La mobilité internationale n’est pas qu’un simple concept, c’est une véritable clé pour l’employabilité, surtout lorsqu’il s’agit de renforcer les relations entre la Tunisie et la France. Un événement marquant s’est déroulé récemment à Tunis : la 3ème Journée de réflexion sur l’entreprise de demain. Organisée par la Chambre de Commerce et d’Industrie Tuniso-Française (CCITF), cette rencontre a mis en lumière les enjeux cruciaux liés à la formation professionnelle et à la coopération bilatérale. Avec un taux de chômage élevé et une inadéquation entre les formations et les besoins du marché, il est urgent de repenser notre approche.

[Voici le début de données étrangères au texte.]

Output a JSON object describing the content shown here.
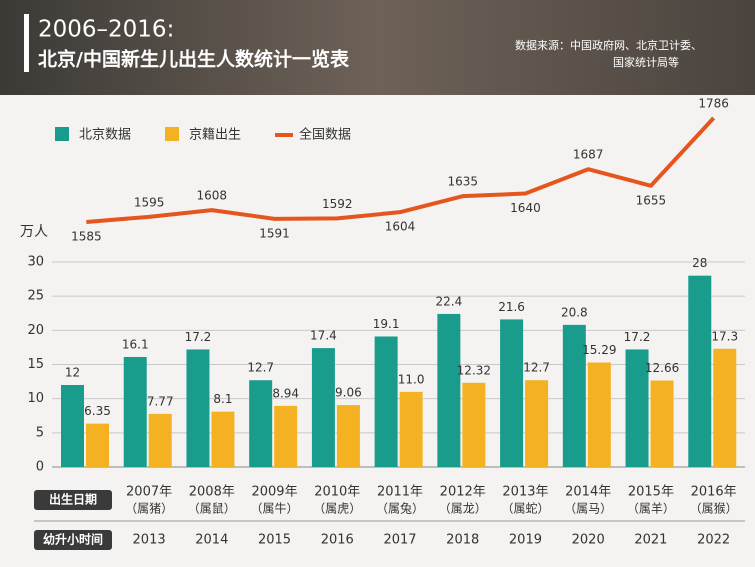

Le ministère de l’Emploi et de la Formation professionnelle, représenté par Jihène Gaza, a souligné l’importance d’une réforme ciblée pour doter les jeunes Tunisiens des compétences nécessaires afin de faciliter leur intégration sur le marché, tant national qu’international. L’événement s’inscrit dans un cadre plus vaste visant à établir un dialogue constructif entre les secteurs public et privé, et à développer un système de formation adapté aux exigences du marché de l’emploi. À noter qu’une collaboration future se prépare entre le ministère et la CCITF pour cette cause.
Les piliers de l’employabilité : formation professionnelle et mobilité internationale
Le président de la CCITF, Khelil Chaïbi, a révélé des lignes directrices importantes. En plus de la valorisation de la formation professionnelle, il est essentiel de considérer la mobilité internationale comme un moyen d’enrichir l’expérience professionnelle des jeunes. La circulation de compétences et de savoirs ne doit pas être ignorée, surtout à l’heure où la fuite des cerveaux est souvent évoquée. Cette dynamique est perçue comme une opportunité unique, non seulement pour les individus, mais aussi pour l’économie tunisienne dans son ensemble.
Les projets concrets pour l’employabilité
Différents projets poussent cette initiative vers l’avant. Parmi ceux-ci, on trouve la création de centres technologiques “Elife” dans plusieurs régions tunisiennes, qui visent à renforcer les compétences numériques. Ces centres sont des espaces dédiés aux jeunes et aux diplômés, offrant des formations adaptées aux besoins du marché, notamment dans les domaines de la technologie et de l’économie numérique.
Une attention particulière est aussi accordée à la lutte contre le décrochage scolaire grâce à l’initiative de l’“École de la deuxième chance”, destinée à réinsérer les jeunes sans qualifications. Une somme impressionnante de 30 millions d’euros, pour mettre à jour des centres de formation aux métiers du tourisme, illustre également l’engagement total de la France en faveur du développement du capital humain en Tunisie.
| Type de projet | Objectif | Budget |
|---|---|---|
| Centres Elife | Former aux technologies et à l’économie numérique | Variable selon les régions |
| École de la deuxième chance | Rétablir les parcours de jeunes décrocheurs | Non communiqué |
| Centres de formation aux métiers du tourisme | Moderniser le secteur touristique | 30 millions d’euros |
Avec l’approche de la migration circulaire, les possibilités d’acquérir des compétences en France et de revenir les appliquer en Tunisie se dessinent comme un véritable atout. Le directeur général de l’Office français de l’immigration et de l’intégration, Didier Leschi, a également annoncé que 2 500 jeunes Tunisiens pourraient rejoindre la France d’ici 2029. Cette dynamique apporte une réponse efficace aux défis de l’employabilité tout en contribuant à l’intégration des jeunes sur le marché du travail.
Un chemin vers l’avenir
En somme, la coopération entre la Tunisie et la France dans le domaine de la mobilité internationale et de la formation professionnelle est un projet ambitieux et nécessaire. En repensant les politiques de formation, en intégrant la valeur de la mobilité, et en mettant l’accent sur l’adéquation formation-emploi, il est possible d’offrir aux jeunes des opportunités réelles pour évoluer et réussir, tant sur le plan local qu’international.